Dengan konsep demikian, maka negara mereduksi peran dan kewajibannya untuk menjamin terselenggaranya pendidikan yang dapat mencerdaskan seluruh bangsa yang syarat utamanya adalah seluruh warga negara tanpa terkecuali memiliki akses pendidikan. Biaya pendidikan yang mahal dan berorientasi pada modal akan menghalangi akses pendidikan untuk berbagai kalangan yang tidak mampu. Meskipun UU BHP memberikan kuota bagi masyarakat miskin, namun ternyata “jatah” tersebut adalah untuk orang-orang miskin yang berprestasi. Bagaimana dengan warga negara yang miskin namun tidak berprestasi? Selamanya kelompok warga negara ini tidak akan mendapatkan akses pendidikan yang layak yang pada akhirnya tujuan mencerdaskan kehidupan bangsa menjadi tidak tercapai.
Mahkamah Konstitusi melalui pertimbangan Putusan Nomor 021/PUU- IV/2006 telah memberikan catatannya yakni agar Undang-Undang mengenai badan hukum pendidikan sesuai dengan UUD 1945 harus memperhatikan empat aspek antara lain (1) aspek fungsi negara untuk mencerdaskan kehidupan bangsa, kewajiban negara dan pemerintah dalam bidang pendidikan, (2) aspek filosofis yakni mengenai cita-cita untuk membangun sistem pendidikan nasional yang berkualitas dan bermakna bagi kehidupan
bangsa
aspek sosiologis yakni realitas mengenai penyelenggaraan pendidikan yang sudah ada termasuk yang diselenggarakan oleh berbagaiyayasan, perkumpulan, dan sebagainya, serta aspek yuridis yakni tidak menimbulkan pertentangan dengan peraturan perundang-undangan lainnya yang terkait dengan badan hukum; (3) aspek pengaturan mengenai badan hukum pendidikan haruslah merupakan implementasi tanggung jawab negara dan tidak dimaksudkan untuk mengurangi atau menghindar dari kewajiban konstitusional negara di bidang pendidikan, sehingga tidak memberatkan masyarakat dan/atau peserta didik; dan (4) aspek aspirasi masyarakat. Namun kenyataannya, jiwa UU BHP tidak memperhatikan aspek-aspek tersebut dan pada akhirnya bertentangan dengan jiwa dan semangat UUD 1945.

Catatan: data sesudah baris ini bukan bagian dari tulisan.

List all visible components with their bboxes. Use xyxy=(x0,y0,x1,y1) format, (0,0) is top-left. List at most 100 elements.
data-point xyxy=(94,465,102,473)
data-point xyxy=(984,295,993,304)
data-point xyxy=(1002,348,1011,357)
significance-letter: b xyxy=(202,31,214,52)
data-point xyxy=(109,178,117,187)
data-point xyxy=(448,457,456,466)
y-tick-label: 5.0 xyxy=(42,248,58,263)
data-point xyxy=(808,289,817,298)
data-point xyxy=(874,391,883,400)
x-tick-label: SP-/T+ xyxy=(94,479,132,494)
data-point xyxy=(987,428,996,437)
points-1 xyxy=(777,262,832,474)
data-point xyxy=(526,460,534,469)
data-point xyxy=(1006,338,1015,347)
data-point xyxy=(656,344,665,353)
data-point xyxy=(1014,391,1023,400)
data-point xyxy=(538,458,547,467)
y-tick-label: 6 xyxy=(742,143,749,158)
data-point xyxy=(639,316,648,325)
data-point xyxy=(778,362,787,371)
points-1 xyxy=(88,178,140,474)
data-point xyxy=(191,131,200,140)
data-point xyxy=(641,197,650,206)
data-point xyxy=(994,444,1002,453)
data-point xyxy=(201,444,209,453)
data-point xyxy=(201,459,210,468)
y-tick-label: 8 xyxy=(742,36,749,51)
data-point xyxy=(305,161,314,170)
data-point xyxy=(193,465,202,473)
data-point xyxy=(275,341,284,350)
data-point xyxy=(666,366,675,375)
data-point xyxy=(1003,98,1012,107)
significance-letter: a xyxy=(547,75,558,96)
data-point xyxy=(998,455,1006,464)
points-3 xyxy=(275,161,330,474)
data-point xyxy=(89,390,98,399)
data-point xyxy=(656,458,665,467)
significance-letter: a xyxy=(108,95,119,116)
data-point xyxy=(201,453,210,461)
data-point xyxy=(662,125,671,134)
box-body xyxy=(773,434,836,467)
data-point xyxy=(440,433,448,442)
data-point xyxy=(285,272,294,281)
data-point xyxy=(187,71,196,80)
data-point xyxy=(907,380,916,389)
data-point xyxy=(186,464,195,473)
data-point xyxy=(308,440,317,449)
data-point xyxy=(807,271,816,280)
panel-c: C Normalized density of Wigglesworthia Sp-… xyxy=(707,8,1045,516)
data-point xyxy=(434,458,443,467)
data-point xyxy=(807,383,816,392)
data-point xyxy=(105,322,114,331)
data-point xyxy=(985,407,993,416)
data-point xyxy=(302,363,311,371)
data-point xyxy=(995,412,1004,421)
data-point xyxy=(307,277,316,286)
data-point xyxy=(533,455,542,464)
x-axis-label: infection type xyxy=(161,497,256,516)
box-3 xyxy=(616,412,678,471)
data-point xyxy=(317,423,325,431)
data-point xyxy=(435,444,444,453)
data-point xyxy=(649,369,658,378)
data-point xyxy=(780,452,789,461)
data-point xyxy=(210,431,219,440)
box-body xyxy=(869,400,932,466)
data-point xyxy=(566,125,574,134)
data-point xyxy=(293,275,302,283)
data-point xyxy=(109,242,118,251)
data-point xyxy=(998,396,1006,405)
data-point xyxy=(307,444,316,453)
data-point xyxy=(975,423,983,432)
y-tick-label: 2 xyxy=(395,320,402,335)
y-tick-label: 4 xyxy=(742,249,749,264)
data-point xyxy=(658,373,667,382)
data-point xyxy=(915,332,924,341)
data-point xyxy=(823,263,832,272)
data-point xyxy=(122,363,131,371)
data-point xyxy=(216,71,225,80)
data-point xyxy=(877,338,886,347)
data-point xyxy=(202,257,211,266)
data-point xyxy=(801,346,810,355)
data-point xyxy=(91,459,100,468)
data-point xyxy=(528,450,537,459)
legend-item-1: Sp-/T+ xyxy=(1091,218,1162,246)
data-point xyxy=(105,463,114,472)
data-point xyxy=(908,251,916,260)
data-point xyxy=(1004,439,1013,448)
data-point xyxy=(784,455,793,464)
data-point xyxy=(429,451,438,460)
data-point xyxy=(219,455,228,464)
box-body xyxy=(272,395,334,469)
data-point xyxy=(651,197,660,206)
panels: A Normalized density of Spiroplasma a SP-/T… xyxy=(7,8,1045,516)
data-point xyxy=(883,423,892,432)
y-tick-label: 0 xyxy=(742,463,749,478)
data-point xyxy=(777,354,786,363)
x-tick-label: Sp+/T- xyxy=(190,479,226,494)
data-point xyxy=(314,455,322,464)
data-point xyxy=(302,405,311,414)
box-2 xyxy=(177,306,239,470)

Dengan penyelenggaraan sistem pendidikan seperti ini maka para Pemohon memiliki potensi kerugian konstitusional. Para Pemohon yang terdiri dari mahasiswa, orang tua murid, dan lembaga-lembaga yang bergerak di bidang pendidikan akan menghadapi kondisi sistem pendidikan yang tidak mengarah pada upaya mensejahterakan masyarakat dan mencerdaskan kehidupan bangsa. Dengan demikian, Pasal 53 ayat (1) UU Sisdiknas dan UU BHP bertentangan dengan Pembukaan UUD 1945, Pasal 31 ayat (1), ayat (2), ayat (3), ayat (4), dan ayat (5), Pasal 28C ayat (1), Pasal 28E ayat (1) serta Pasal 28I ayat (2) UUD 1945.